Hi,

my question concerns the definition of the grib keys 'validityDate' and 'step' for monthly statistics of seasonal forecast data. In particular, the values for the grib keys 'validityDate' and 'verifyingMonth' in the monthly statistics to me seem to be inconsistent with each other. Take the following example request to get monthly forecasts of 2-m temperature from the UKMO model initialized on 1 July 2022 (nominal start date):

import cdsapi

c = cdsapi.Client()

c.retrieve(
    'seasonal-monthly-single-levels',
    {
        'format': 'grib',
        'originating_centre': 'ukmo',
        'variable': '2m_temperature',
        'product_type': 'monthly_mean',
        'year': '2022',
        'month': '07',
        'leadtime_month': [
            '1', '2', '3',
            '4', '5', '6',
        ],
        'grid': [1.0,1.0],
        'area': [89.5,0.5,-89.5,359.5]
    },
    't2m_2022_07_ukmo_.grib'
)


Inspecting the grib keys of 't2m_2022_07_ukmo_.grib' for the different ensemble members (as suggested here)

grib_ls -p origin,type,shortName,number,indexingDate,indexingTime,dataDate,dataTime,validityDate,fcmonth,verifyingMonth t2m_2022_07_ukmo_.grib


shows that 'validityDate' and 'verifyingMonth' are different. While 'validityDate' (to my mind) suggests that there is no data for July and the first 60 members are valid for August, 'verifyingMonth' indicates that the first 60 ensemble members are valid for July (which makes more sense to me).

ecCodes seems to handle this information correctly when using grib_to_netcdf (i.e., the first step in the resulting netcdf file is July 2022) but when opening the grib file with cdo or python's xarray (cfgrib backend) the data gets a valid date coordinate that I assume it derives from 'validityDate' (or the actual addition of 'step' to 'dataDate'), i.e., no valid data in July.

Am I correct in assuming that the first forecast step in the downloaded file above is the monthly mean temperature for July?
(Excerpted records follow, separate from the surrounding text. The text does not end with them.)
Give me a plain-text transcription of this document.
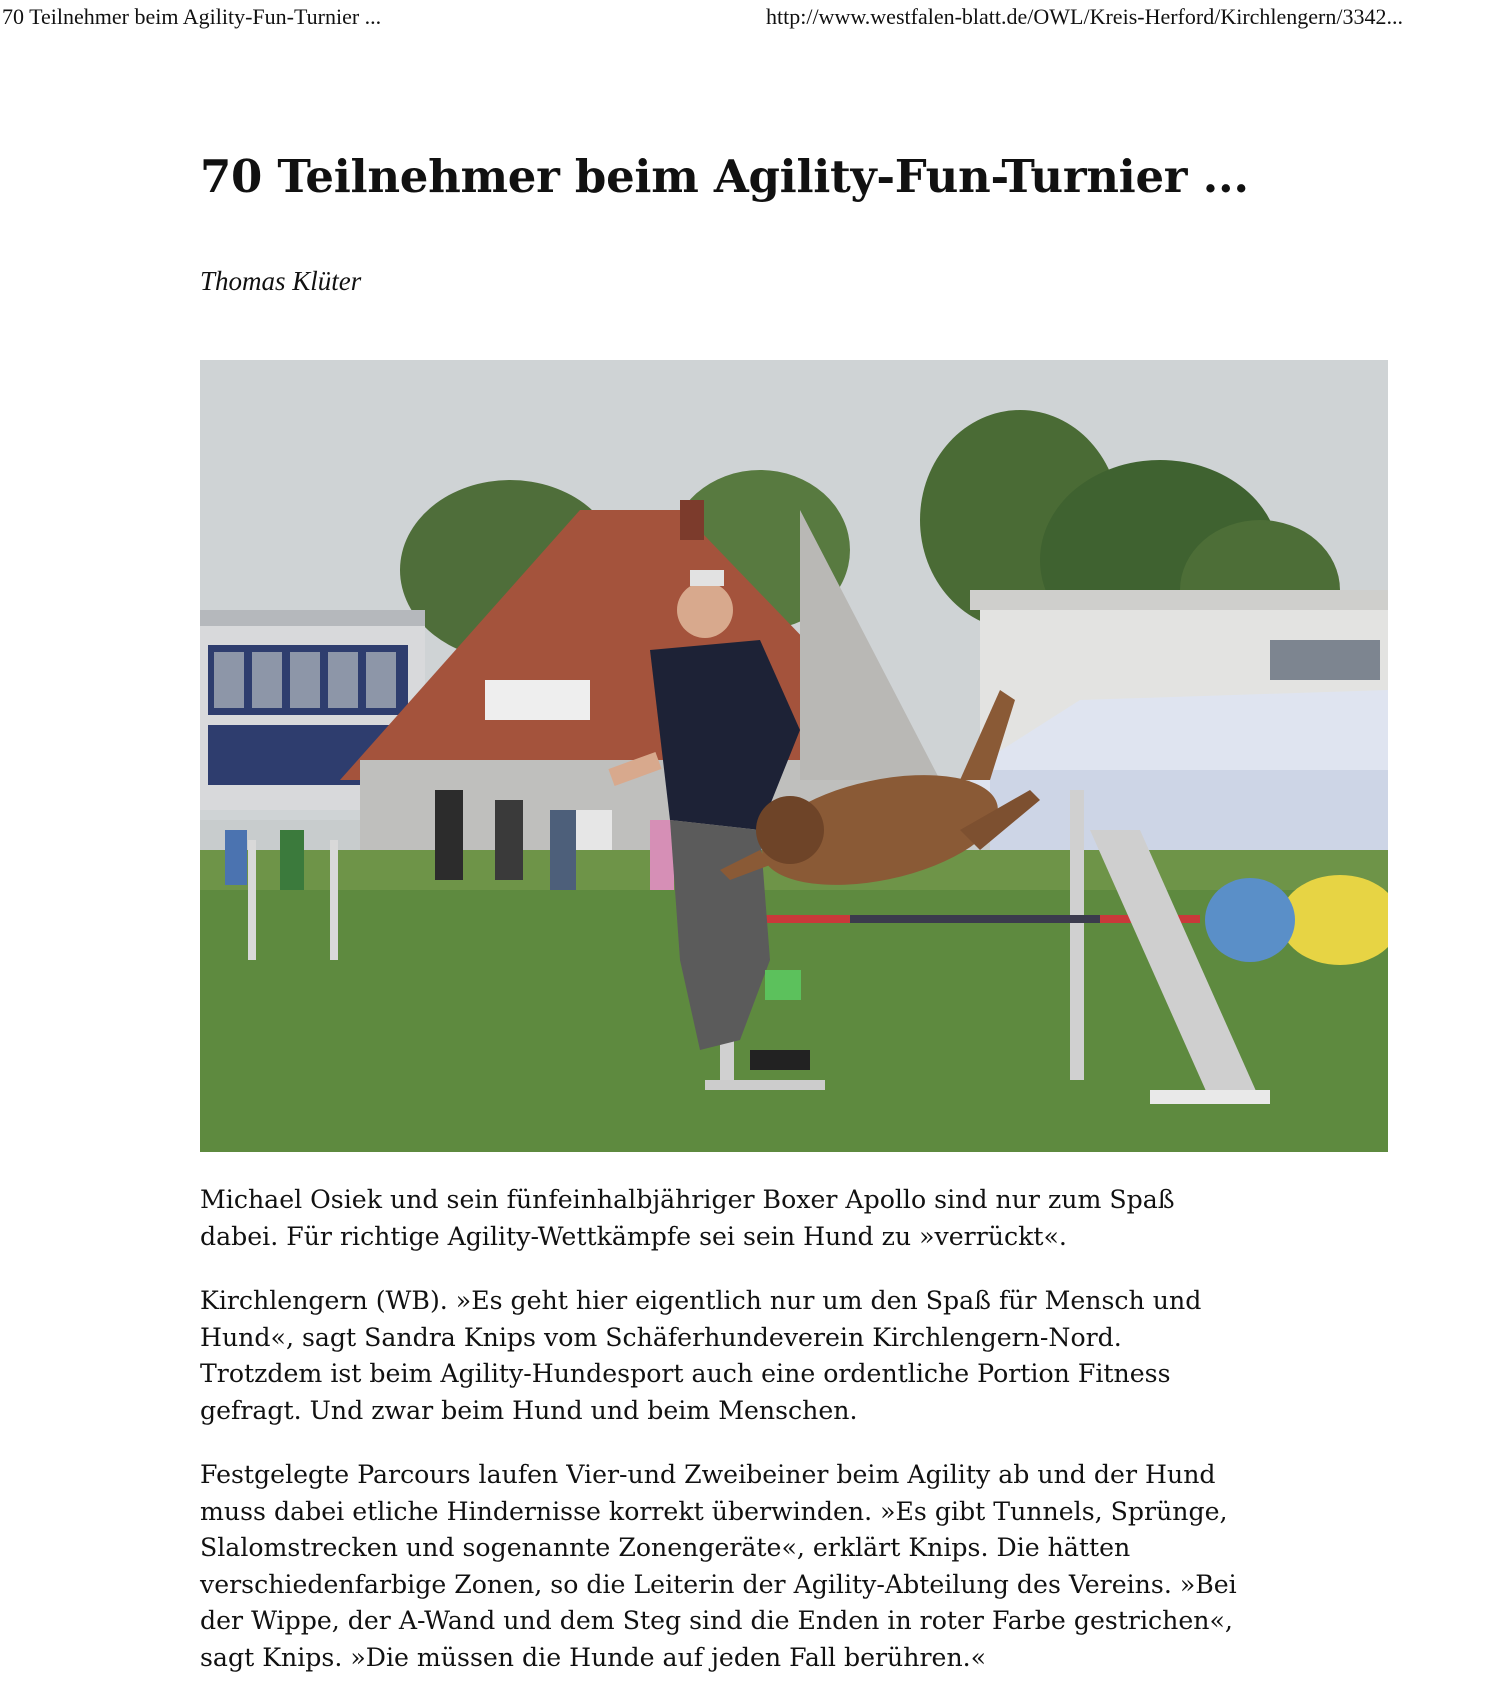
70 Teilnehmer beim Agility-Fun-Turnier ...	http://www.westfalen-blatt.de/OWL/Kreis-Herford/Kirchlengern/3342...
70 Teilnehmer beim Agility-Fun-Turnier ...

Thomas Klüter

Michael Osiek und sein fünfeinhalbjähriger Boxer Apollo sind nur zum Spaß
dabei. Für richtige Agility-Wettkämpfe sei sein Hund zu »verrückt«.

Kirchlengern (WB). »Es geht hier eigentlich nur um den Spaß für Mensch und
Hund«, sagt Sandra Knips vom Schäferhundeverein Kirchlengern-Nord.
Trotzdem ist beim Agility-Hundesport auch eine ordentliche Portion Fitness
gefragt. Und zwar beim Hund und beim Menschen.

Festgelegte Parcours laufen Vier-und Zweibeiner beim Agility ab und der Hund
muss dabei etliche Hindernisse korrekt überwinden. »Es gibt Tunnels, Sprünge,
Slalomstrecken und sogenannte Zonengeräte«, erklärt Knips. Die hätten
verschiedenfarbige Zonen, so die Leiterin der Agility-Abteilung des Vereins. »Bei
der Wippe, der A-Wand und dem Steg sind die Enden in roter Farbe gestrichen«,
sagt Knips. »Die müssen die Hunde auf jeden Fall berühren.«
If so, what is the actual defintion of the grib keywords 'validityDate' (and related to this the meaning of 'step') for the monthly statistics? Is it (always) the end date of the monthly aggregation window (which would be the only way I could make sense of it here)? Is this specified somewhere?

Thanks a lot for your help!

ole

3 Comments

  1. Hi Ole!

    as you rightly guessed validityDate is computed from the start date/time (i.e. dataDate ) plus the value of step. In data with a very long lead time as it happens with these seasonal forecasts, the encoding in GRIB1 has some limitations which usually make users' life a bit complicated, and this is indeed one of them.

    For these monthly aggregations the value of step  points to the end of the aggregation interval (calendar month) which happens to be at 00Z of the 1st day of the following month, causing validityDate  seemingly point to the wrong month (M+1). As you said, lots of the most used tools out there will get confused with that by using that value.

    There are a couple of ways to circumvent those inconveniences:

    • The first one, in the purely GRIB world, is to rely on the pieces of metadata (GRIB headers) which are included in these files to properly annotate the data (see for instance https://apps.ecmwf.int/codes/grib/format/grib1/local/16/ ). And those are the following:
      • verifyingMonth with the format YYYYMM contains the aggregation month for which the data is relevant (July/2022 in your example)
      • forecastMonth is an integer index with a value of 1 for the first complete calendar month after (and including) the start date: in your example forecastMonth=1  for a dataDate=20220701  points to July (=2 to August, etc). In your example with MetOffice data you will see members starting in June/2022 (as encoded in dataDate ), for those members they would have something like dataDate=20220625  and hence forecastMonth=1 points to the first complete calendar month after that, which is July
    • The second one, using python+xarray+cfgrib would imply using the backend kwargs time_dims to specify which time dimensions you would like to use in your xarray.Dataset (instead of the default ones time and validityDate ), it would be something like the following:

      ds = xr.open_dataset('file.grib',engine='cfgrib',backend_kwargs={'time_dims':('verifying_time', 'indexing_time')} )

    I hope that sounds helpful. Regards,


    Eduardo Penabad
    C3S Climate Predictions and Projections Team

  2. Hi Eduardo,

    this is really helpful, thanks a lot for taking the time to respond! Nice solution with xarray, too, I wasn't aware that you could point to different grib headers to assign different dimensions.

    Thanks again!

    Best,

    ole

    1. Hi Ole!

      As you might have seen, there was a typo in the python code ('time_dims' must be in quotes), I have now edited that.
      Thanks to my colleague Kevin Marsh for spotting it.